Prison alarms were sounded, guards ran madly to their posts, thinking perhaps the blast might be a signal for a general prison break. Rushing to the condemned row, the excited guards stopped, utterly horrified, before the shattered cell of Number 1651.
The walls were dripping crimson.
William Kogut had cheated the hangman!
I got to wondering… true or false? Snopes records it as true, but describes the explosion as simple pressure of steam in a closed-up pipe sufficient to drive bits of playing card into Kogut’s skull, not the earth-shaking bang that splashed Kogut all over the walls and destroyed the cell to boot.

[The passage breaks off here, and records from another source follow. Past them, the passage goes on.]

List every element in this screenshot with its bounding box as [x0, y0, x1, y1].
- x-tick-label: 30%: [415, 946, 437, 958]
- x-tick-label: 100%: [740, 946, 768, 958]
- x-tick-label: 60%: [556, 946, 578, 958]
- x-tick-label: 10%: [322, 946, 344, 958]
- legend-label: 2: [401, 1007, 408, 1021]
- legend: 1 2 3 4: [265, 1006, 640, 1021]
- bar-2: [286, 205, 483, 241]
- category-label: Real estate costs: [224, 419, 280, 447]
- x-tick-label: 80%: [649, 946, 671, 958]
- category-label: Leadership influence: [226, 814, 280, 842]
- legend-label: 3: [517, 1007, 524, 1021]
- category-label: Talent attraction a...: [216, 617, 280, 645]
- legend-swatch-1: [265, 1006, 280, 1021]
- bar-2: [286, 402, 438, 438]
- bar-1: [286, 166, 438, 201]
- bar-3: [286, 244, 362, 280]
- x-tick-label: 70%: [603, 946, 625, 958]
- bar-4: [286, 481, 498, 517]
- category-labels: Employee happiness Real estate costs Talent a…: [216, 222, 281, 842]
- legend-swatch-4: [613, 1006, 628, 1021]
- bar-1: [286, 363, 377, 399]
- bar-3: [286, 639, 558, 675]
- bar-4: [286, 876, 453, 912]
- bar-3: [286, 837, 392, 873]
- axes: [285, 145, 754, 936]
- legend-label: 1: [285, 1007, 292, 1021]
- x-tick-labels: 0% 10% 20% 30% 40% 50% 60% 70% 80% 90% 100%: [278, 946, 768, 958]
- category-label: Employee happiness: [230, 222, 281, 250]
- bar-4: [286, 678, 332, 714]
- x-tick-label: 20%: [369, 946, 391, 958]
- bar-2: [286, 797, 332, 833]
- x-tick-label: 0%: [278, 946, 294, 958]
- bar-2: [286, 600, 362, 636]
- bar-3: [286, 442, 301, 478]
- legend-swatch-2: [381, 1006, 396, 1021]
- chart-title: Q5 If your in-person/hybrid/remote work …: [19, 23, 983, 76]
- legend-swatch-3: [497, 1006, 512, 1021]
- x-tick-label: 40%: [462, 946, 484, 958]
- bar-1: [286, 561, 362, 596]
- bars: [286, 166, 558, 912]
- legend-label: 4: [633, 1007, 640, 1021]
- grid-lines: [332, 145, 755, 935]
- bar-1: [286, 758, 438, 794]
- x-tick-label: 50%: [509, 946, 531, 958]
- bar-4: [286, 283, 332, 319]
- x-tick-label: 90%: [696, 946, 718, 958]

Barb Mikkelson wrote, “Kogut removed a hollow steel leg from his cot, tore several packs of playing cards into tiny pieces, and stuffed these bits into the pipe… He plugged one end tightly with a broom handle, and poured water into the other end to soak the torn cards. Then he placed his device on top of the kerosene heater… the heater turned the water to steam, adn when the pressure built up to a high enough level, the resulting explosion shot the bits of playing card out of the pipe with enough force to penetrate Kogut’s skull.”
Sciencepunk.com quoted an article in Gargles.net giving a bit more science behind the nitrocellulose angle. While I respect Snopes and the research that Ms. Mikkelson and her hubby do, usually in-depth and convincing, in this instance I tend to go with the science. If an open pipe is plugged on one end by a broom handle, and on the other end by soggy playing cards, I suspect any steam building up in an open pipe would pop the sodden mass out with some force, but not enough to penetrate a skull. The other scenario implies that the pipe was closed on one end, and tightly sealed with the broom handle on the other. In this case, chemical reaction or no, it’s conceivable that the explosion could have had enough energy to kill Kogut… but from what I can tell, the blast was more powerful even than that, and the nitrocellulose story is highly likely.
Only Kogut knows what went down, and the story has passed into the realm of barely verifiable lore… but it’s interesting to know that whatever the case, Ripley got this one right.
Verdict: Believe it!

I read this at a very young age, my analytical brain knew that to build pressure the pipe section would have been closed(probably to reduce or eliminate hiding cavities from inmates) inserting bits of torn cards into the broken end would allow water to penitrate around water resistant coating thereby producing the mixture he desired, plugging the open end and cooking it under pressure caused explosive mixture and the rupture immediately vented said mixture to the flame, quite literally. End of Story
Given the numerous theories present and the absence of living witnesses, “End of Story” seems a bit presumptuous. We can add your comments to the raft of suppositions, but there is no definitive proof that this is what happened. It’s not a bad idea, though.